The incident, which school district Supt. Terry Sullivan said lasted eight to 10 seconds, was recorded and uploaded to Youtube. It has since been taken down, he said.
The girls were trash-talking each other on Twitter outside of school, then brought their disagreement into the building on Wednesday morning, he said.
No one was badly hurt, but the incident was just one of many that have been occurring throughout the district and steps have to be taken to rein them in, he said.
"It's something we have to do but we have to look at better ways we can manage it. Media play a part in that, parents play a big part of that. These messages were going out Tuesday night from people's homes or wherever they happened to be with their electronic devices. Kids take them to bed at night and they're texting at 3 o'clock in the morning."
The investigation is still ongoing and will turn to those who recorded the altercation and posted it on the Internet, Sullivan said. Those responsible could face disciplinary action as well.
"Others are there and they tape it and upload immediately to social media sites. That stimulates further comments on Twitter and Facebook, which kind of keeps it going and it comes into the school in other ways."
The five girls were suspended Thursday and Friday. Sullivan didn't know how long the suspension will last, but said the meeting with parents and RCMP needs to be held first - probably over the Christmas break.
Sullivan said this is just the latest incident the district is having to deal with involving students and social media gone wrong.
"I quite frankly think we're going to have to work with parents and work with the media," he said.

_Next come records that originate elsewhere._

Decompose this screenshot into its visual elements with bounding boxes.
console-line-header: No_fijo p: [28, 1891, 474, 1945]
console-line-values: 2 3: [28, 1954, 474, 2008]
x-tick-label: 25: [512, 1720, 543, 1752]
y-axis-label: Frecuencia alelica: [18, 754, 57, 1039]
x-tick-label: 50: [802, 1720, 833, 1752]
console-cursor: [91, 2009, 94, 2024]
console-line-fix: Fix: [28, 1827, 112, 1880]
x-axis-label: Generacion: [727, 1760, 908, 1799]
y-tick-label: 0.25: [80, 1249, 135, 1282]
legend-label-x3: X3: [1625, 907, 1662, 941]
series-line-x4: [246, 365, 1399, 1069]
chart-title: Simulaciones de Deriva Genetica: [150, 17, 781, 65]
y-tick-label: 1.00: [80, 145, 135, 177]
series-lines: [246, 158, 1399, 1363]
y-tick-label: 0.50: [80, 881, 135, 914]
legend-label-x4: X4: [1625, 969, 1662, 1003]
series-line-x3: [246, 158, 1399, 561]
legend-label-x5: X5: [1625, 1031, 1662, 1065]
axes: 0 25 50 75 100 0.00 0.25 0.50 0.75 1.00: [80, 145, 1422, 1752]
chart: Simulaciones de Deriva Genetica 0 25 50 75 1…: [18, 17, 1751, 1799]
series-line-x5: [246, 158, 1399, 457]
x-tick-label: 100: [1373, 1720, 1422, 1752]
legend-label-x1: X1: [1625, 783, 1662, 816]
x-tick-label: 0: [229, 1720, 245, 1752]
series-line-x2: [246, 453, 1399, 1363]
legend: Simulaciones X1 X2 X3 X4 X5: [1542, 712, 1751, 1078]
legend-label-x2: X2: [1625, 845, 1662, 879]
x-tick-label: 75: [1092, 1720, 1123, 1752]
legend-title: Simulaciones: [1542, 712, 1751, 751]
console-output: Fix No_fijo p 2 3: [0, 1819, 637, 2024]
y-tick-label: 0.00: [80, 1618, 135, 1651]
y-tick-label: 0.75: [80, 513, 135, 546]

"We've had several incidents in the last two weeks, students being on Twitter and defaming staff. A whole range of issues. Defaming other students. This is just another one."

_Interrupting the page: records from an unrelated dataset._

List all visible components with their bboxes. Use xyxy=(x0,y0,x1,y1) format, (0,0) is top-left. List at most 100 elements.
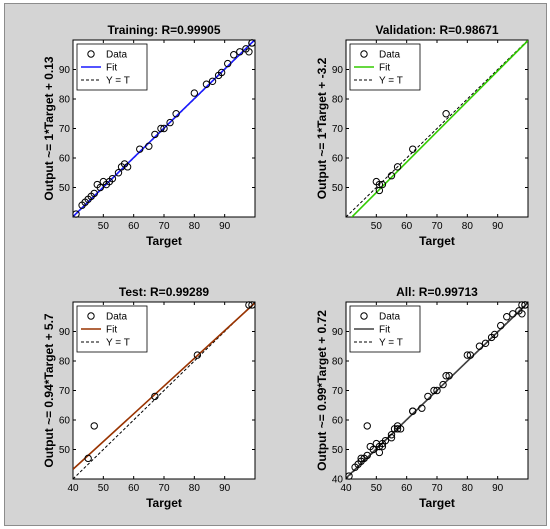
chart-3-data-point xyxy=(509,310,517,318)
chart-0-x-tick-label: 90 xyxy=(219,221,231,232)
chart-2-y-tick-label: 50 xyxy=(59,445,71,456)
chart-3-x-tick-label: 80 xyxy=(462,483,474,494)
chart-0-data-point xyxy=(123,163,132,171)
chart-1-legend-label: Y = T xyxy=(379,76,403,87)
chart-0-legend-label: Fit xyxy=(106,63,117,74)
chart-3-title: All: R=0.99713 xyxy=(396,285,478,299)
chart-2-fit-line xyxy=(73,302,255,470)
chart-3-data-point xyxy=(497,321,505,330)
chart-0-data-point xyxy=(157,124,165,133)
chart-3-data-point xyxy=(430,386,438,395)
chart-3-data-point xyxy=(363,451,371,460)
chart-1-y-equals-t-line xyxy=(346,40,528,217)
chart-3-data-point xyxy=(381,436,390,445)
chart-3-x-tick-label: 50 xyxy=(371,483,383,494)
chart-3-y-tick-label: 80 xyxy=(332,357,344,368)
chart-1-data-point xyxy=(393,163,402,171)
chart-1-data-point xyxy=(378,180,387,189)
chart-3-data-point xyxy=(445,372,453,380)
chart-3-data-point xyxy=(363,422,371,430)
chart-1-y-tick-label: 80 xyxy=(332,95,344,106)
chart-3-data-point xyxy=(375,448,384,457)
chart-3-data-point xyxy=(396,425,405,433)
chart-2-legend-label: Data xyxy=(106,312,128,323)
chart-0-data-point xyxy=(114,169,123,177)
chart-3-y-tick-label: 50 xyxy=(332,445,344,456)
chart-0-data-point xyxy=(245,48,253,56)
chart-2-legend-data-marker xyxy=(87,312,95,320)
chart-3-y-tick-label: 90 xyxy=(332,327,344,338)
chart-1-data-point xyxy=(375,180,384,189)
chart-0-data-point xyxy=(166,118,174,127)
chart-3-x-axis-label: Target xyxy=(419,496,455,510)
all-panel: All: R=0.99713 40 50 60 70 80 90 40 50 60 70 80 90 Ta… xyxy=(315,285,529,510)
chart-0-data-point xyxy=(145,142,153,150)
chart-0-y-axis-label: Output ~= 1*Target + 0.13 xyxy=(42,56,56,200)
chart-1-x-tick-label: 50 xyxy=(371,221,383,232)
chart-0-data-point xyxy=(151,130,159,139)
chart-3-data-point xyxy=(345,472,353,480)
chart-3-legend-data-marker xyxy=(360,312,368,320)
chart-3-y-tick-label: 40 xyxy=(332,475,344,486)
chart-1-x-axis-label: Target xyxy=(419,234,455,248)
chart-0-data-point xyxy=(230,51,238,59)
chart-0-x-tick-label: 60 xyxy=(128,221,140,232)
chart-0-y-tick-label: 70 xyxy=(59,124,71,135)
chart-3-data-point xyxy=(466,351,475,359)
chart-0-legend-label: Data xyxy=(106,50,128,61)
chart-3-legend-label: Y = T xyxy=(379,338,403,349)
chart-3-y-tick-label: 60 xyxy=(332,416,344,427)
chart-2-data-point xyxy=(151,392,159,401)
chart-3-x-tick-label: 70 xyxy=(431,483,443,494)
chart-3-data-point xyxy=(521,301,529,309)
chart-3-y-axis-label: Output ~= 0.99*Target + 0.72 xyxy=(315,310,329,471)
chart-2-x-tick-label: 70 xyxy=(158,483,170,494)
chart-1-legend-label: Data xyxy=(379,50,401,61)
chart-0-data-point xyxy=(248,39,256,47)
chart-0-data-point xyxy=(160,124,168,133)
chart-0-data-point xyxy=(224,59,232,68)
chart-2-y-tick-label: 90 xyxy=(59,327,71,338)
chart-2-legend-label: Y = T xyxy=(106,338,130,349)
chart-0-title: Training: R=0.99905 xyxy=(107,23,220,37)
chart-0-data-point xyxy=(190,89,199,97)
chart-3-data-point xyxy=(424,392,432,401)
chart-0-y-tick-label: 60 xyxy=(59,154,71,165)
training-panel: Training: R=0.99905 50 60 70 80 90 50 60 70 80 90 T… xyxy=(42,23,256,248)
chart-2-data-point xyxy=(90,422,98,430)
chart-1-y-axis-label: Output ~= 1*Target + -3.2 xyxy=(315,57,329,199)
chart-0-y-tick-label: 80 xyxy=(59,95,71,106)
chart-0-data-point xyxy=(108,174,117,183)
chart-1-data-point xyxy=(375,186,384,195)
chart-1-y-tick-label: 70 xyxy=(332,124,344,135)
chart-2-y-axis-label: Output ~= 0.94*Target + 5.7 xyxy=(42,313,56,467)
chart-0-data-point xyxy=(202,80,211,88)
chart-1-legend-label: Fit xyxy=(379,63,390,74)
chart-1-y-tick-label: 50 xyxy=(332,183,344,194)
chart-0-x-tick-label: 70 xyxy=(158,221,170,232)
chart-3-data-point xyxy=(387,434,396,442)
chart-0-data-point xyxy=(90,189,98,198)
chart-3-x-tick-label: 60 xyxy=(401,483,413,494)
chart-0-data-point xyxy=(172,110,180,118)
chart-3-data-point xyxy=(518,310,526,318)
test-panel: Test: R=0.99289 40 50 60 70 80 90 50 60 70 80 90 Tar… xyxy=(42,285,256,510)
chart-3-data-point xyxy=(463,351,472,359)
chart-1-y-tick-label: 90 xyxy=(332,65,344,76)
chart-1-legend-data-marker xyxy=(360,50,368,58)
chart-2-data-point xyxy=(245,301,253,309)
chart-2-data-point xyxy=(248,301,256,309)
chart-0-legend-label: Y = T xyxy=(106,76,130,87)
chart-1-x-tick-label: 90 xyxy=(492,221,504,232)
chart-0-data-point xyxy=(96,183,105,192)
chart-0-y-tick-label: 50 xyxy=(59,183,71,194)
chart-2-legend-label: Fit xyxy=(106,325,117,336)
chart-3-legend-label: Data xyxy=(379,312,401,323)
chart-3-data-point xyxy=(475,342,484,350)
chart-2-x-axis-label: Target xyxy=(146,496,182,510)
chart-0-legend-data-marker xyxy=(87,50,95,58)
chart-2-y-tick-label: 70 xyxy=(59,386,71,397)
chart-3-data-point xyxy=(409,407,417,415)
chart-1-data-point xyxy=(409,145,417,153)
chart-1-x-tick-label: 80 xyxy=(462,221,474,232)
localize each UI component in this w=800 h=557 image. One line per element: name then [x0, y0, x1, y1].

Sullivan called the Valleyview secondary event typical of what's going on when kids get their hands on technology with powers that have more impact than they realize.
"They're not adults. They're children. Some of the behaviour is obviously immature," he said.
Schools are seeing some of the effects, but it extends outside of district buildings and class time.
"This is not our training. We're trained as teachers and educators. We're spending huge amounts of our time managing this behaviour and it comes from a small group of individuals," he said.
"And we have to spend it or we'll see other tragedies that will take place as a result."